As well as the scientific work of the Institutes, the Foundation organizes also courses, at a post-graduate level, and regular conferences and study- seminars on arguments of historical or scientific character but also, as has been mentioned, on themes of social or cultural importance or particular actuality.

The research work undertaken at San Giorgio, and also the study encounters, are documented in various publications, books and periodicals edited directly by the Foundation and brought out by various publishing-houses in regular series (to date there are more than 400 such "titles"). The Foundation furthermore takes an active part in other more far-reaching editorial enterprises, such as - in the past years - its patronage of various encyclopaedias: the Universal Encyclopaedia of Art, the Encyclopaedias of Theatre, of Eastern Civilisation and of Philosophy. At present the Foundation is actively involved in other initiatives of notable importance, such as the National Edition of the musical works of Andrea Gabrieli, the annotated catalogue of the whole Rolandi Collection, a series of books devoted to Popular Veneto Culture (which are coming out under the auspices of the Regione del Veneto), and above all the great "History of Venice" in twenty or so volumes - this too in collaboration with the Veneto Regional Council and published by the Institute of the Italian Encyclopaedia - for which the Foundation has set up a special Scientific Committee that is regularly meeting at San Giorgio.
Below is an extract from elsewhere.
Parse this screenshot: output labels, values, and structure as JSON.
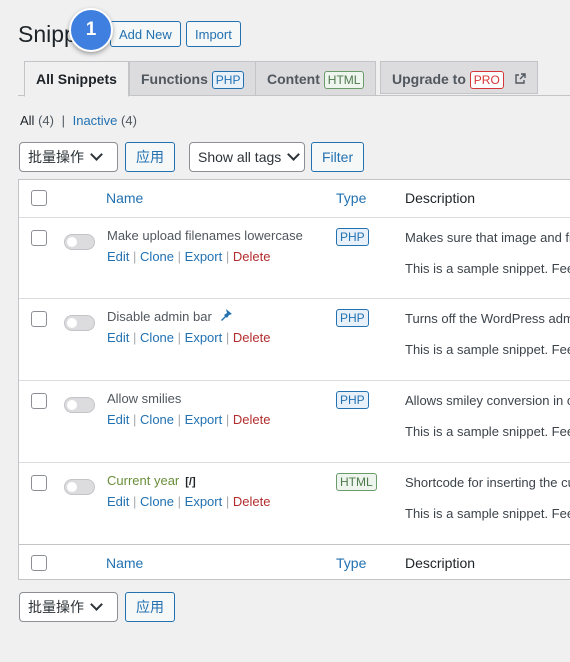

The Giorgio Cini Foundation also welcomes in the island of San Giorgio study meetings and conferences organized by other qualified scientific and cultural Institutions, both Italian and foreign, and occasionally - in a spirit of public service towards the city, the nation and also those "supernational" Institutions (such as UNESCO, EC, UN, etc.) of which Italy is a member - it hosts other initiatives of a different nature which are nonetheless of exceptional importance in the general field of international relations.

A final mention must be made of the presence on the island of the Benedictine Fathers of the reconstituted Abbey of St. George. This more than millenary presence - which is culturally active above all in the field of the liturgy and Gregorian chant - should not be understood simply as an illustrious memento of a glorious tradition: it serves as a constant reminder of those goals of Christian spirituality that are at the very basis of the renewed social and cultural life of San Giorgio.

In conclusion, it may be added that outside the Island of San Giorgio Maggiore, the Foundation owns part of Palazzo Cini, at San Vio, where it preserves - thanks to the generosity of one of the Founder's heirs - a number of important Tuscan paintings and of art objects, formerly belonging to the celebrated private collections of Count Vittorio Cini, which are on regular show to the public.